David Keyes | King Abdullah University of Science and Technology | Data-sparse Linear Algebra Algorithms for Large-scale Applications on Emerging Architectures

Date: 

Friday, February 25, 2022, 1:00pm to 2:00pm

Location: 

Virtual

David Keyes
Director of the Extreme Computing Research Center at the King Abdullah University of Science and Technology (KAUST)

Register here: https://forms.gle/aeTjkFwueLzYdDR1A

Abstract: A traditional goal of algorithmic optimality, squeezing out flops, has been superseded by evolution in architecture. Flops no longer serve as a reasonable proxy for all aspects of complexity. Instead, algorithms must now squeeze memory, data transfers, and synchronizations, while extra flops on locally cached data represent only small costs in time and energy. Hierarchically low-rank matrices realize a rarely achieved combination of optimal storage complexity and high-computational intensity for a wide class of formally dense linear operators that arise in applications for which exascale computers are being constructed. They may be regarded as algebraic generalizations of the fast multipole method. Methods based on these hierarchical data structures and their simpler cousins, tile low-rank matrices, are well proportioned for early exascale computer architectures, which are provisioned for high processing power relative to memory capacity and memory bandwidth. They are ushering in a renaissance of computational linear algebra. A challenge is that emerging hardware architecture possesses hierarchies of its own that do not generally align with those of the algorithm. We describe modules of a software toolkit, hierarchical computations on many core architectures, that illustrate these features and are intended as building blocks of applications, such as matrix-free higher-order methods in optimization and large-scale spatial statistics. Some modules of this open-source project have been adopted in the software libraries of major vendors.
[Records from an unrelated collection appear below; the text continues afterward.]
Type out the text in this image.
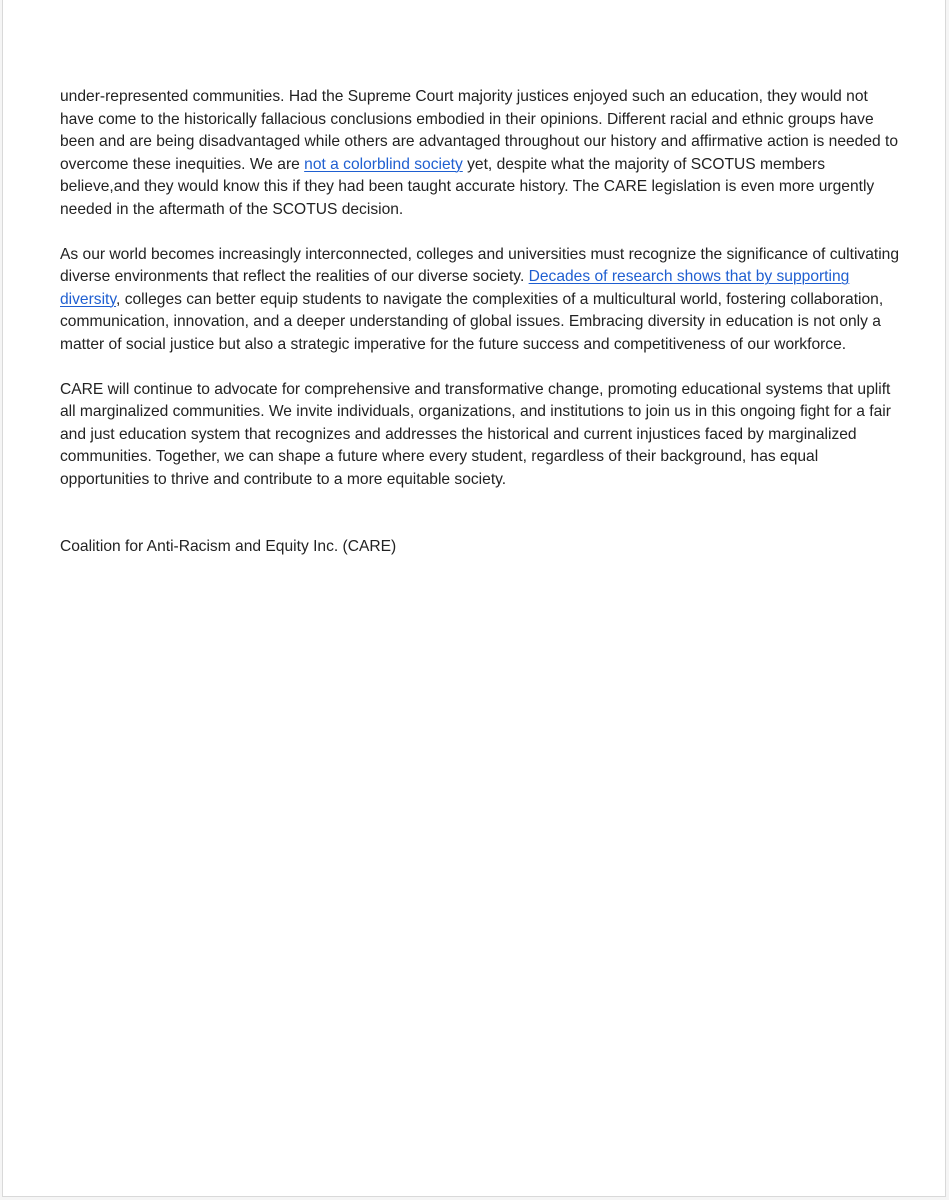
under-represented communities. Had the Supreme Court majority justices enjoyed such an education, they would not have come to the historically fallacious conclusions embodied in their opinions. Different racial and ethnic groups have been and are being disadvantaged while others are advantaged throughout our history and affirmative action is needed to overcome these inequities. We are not a colorblind society yet, despite what the majority of SCOTUS members believe,and they would know this if they had been taught accurate history. The CARE legislation is even more urgently needed in the aftermath of the SCOTUS decision.

As our world becomes increasingly interconnected, colleges and universities must recognize the significance of cultivating diverse environments that reflect the realities of our diverse society. Decades of research shows that by supporting diversity, colleges can better equip students to navigate the complexities of a multicultural world, fostering collaboration, communication, innovation, and a deeper understanding of global issues. Embracing diversity in education is not only a matter of social justice but also a strategic imperative for the future success and competitiveness of our workforce.

CARE will continue to advocate for comprehensive and transformative change, promoting educational systems that uplift all marginalized communities. We invite individuals, organizations, and institutions to join us in this ongoing fight for a fair and just education system that recognizes and addresses the historical and current injustices faced by marginalized communities. Together, we can shape a future where every student, regardless of their background, has equal opportunities to thrive and contribute to a more equitable society.

Coalition for Anti-Racism and Equity Inc. (CARE)
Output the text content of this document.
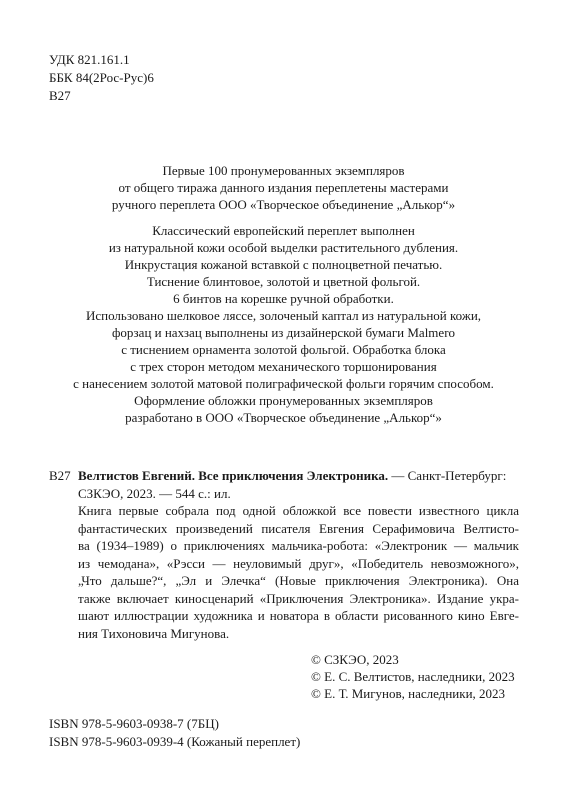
УДК 821.161.1
ББК 84(2Рос-Рус)6
В27
Первые 100 пронумерованных экземпляров
от общего тиража данного издания переплетены мастерами
ручного переплета ООО «Творческое объединение „Алькор“»
Классический европейский переплет выполнен
из натуральной кожи особой выделки растительного дубления.
Инкрустация кожаной вставкой с полноцветной печатью.
Тиснение блинтовое, золотой и цветной фольгой.
6 бинтов на корешке ручной обработки.
Использовано шелковое ляссе, золоченый каптал из натуральной кожи,
форзац и нахзац выполнены из дизайнерской бумаги Malmero
с тиснением орнамента золотой фольгой. Обработка блока
с трех сторон методом механического торшонирования
с нанесением золотой матовой полиграфической фольги горячим способом.
Оформление обложки пронумерованных экземпляров
разработано в ООО «Творческое объединение „Алькор“»
В27 Велтистов Евгений. Все приключения Электроника. — Санкт-Петербург:
СЗКЭО, 2023. — 544 с.: ил.
Книга первые собрала под одной обложкой все повести известного цикла
фантастических произведений писателя Евгения Серафимовича Велтисто-
ва (1934–1989) о приключениях мальчика-робота: «Электроник — мальчик
из чемодана», «Рэсси — неуловимый друг», «Победитель невозможного»,
„Что дальше?“, „Эл и Элечка“ (Новые приключения Электроника). Она
также включает киносценарий «Приключения Электроника». Издание укра-
шают иллюстрации художника и новатора в области рисованного кино Евге-
ния Тихоновича Мигунова.
© СЗКЭО, 2023
© Е. С. Велтистов, наследники, 2023
© Е. Т. Мигунов, наследники, 2023
ISBN 978-5-9603-0938-7 (7БЦ)
ISBN 978-5-9603-0939-4 (Кожаный переплет)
Bio: Keyes joined the Office of President Tony Chan in October 2018 as Senior Associate, with responsibilities for strategic planning and international partnerships. Keyes is also an Adjunct Professor and former Fu Foundation Chair Professor in Applied Physics and Applied Mathematics at Columbia University, and a faculty affiliate of several laboratories of the U.S. Department of Energy. He graduated summa cum laude in Aerospace and Mechanical Sciences with a certificate in Engineering Physics from Princeton in 1978, and earned a doctorate in Applied Mathematics from Harvard in 1984.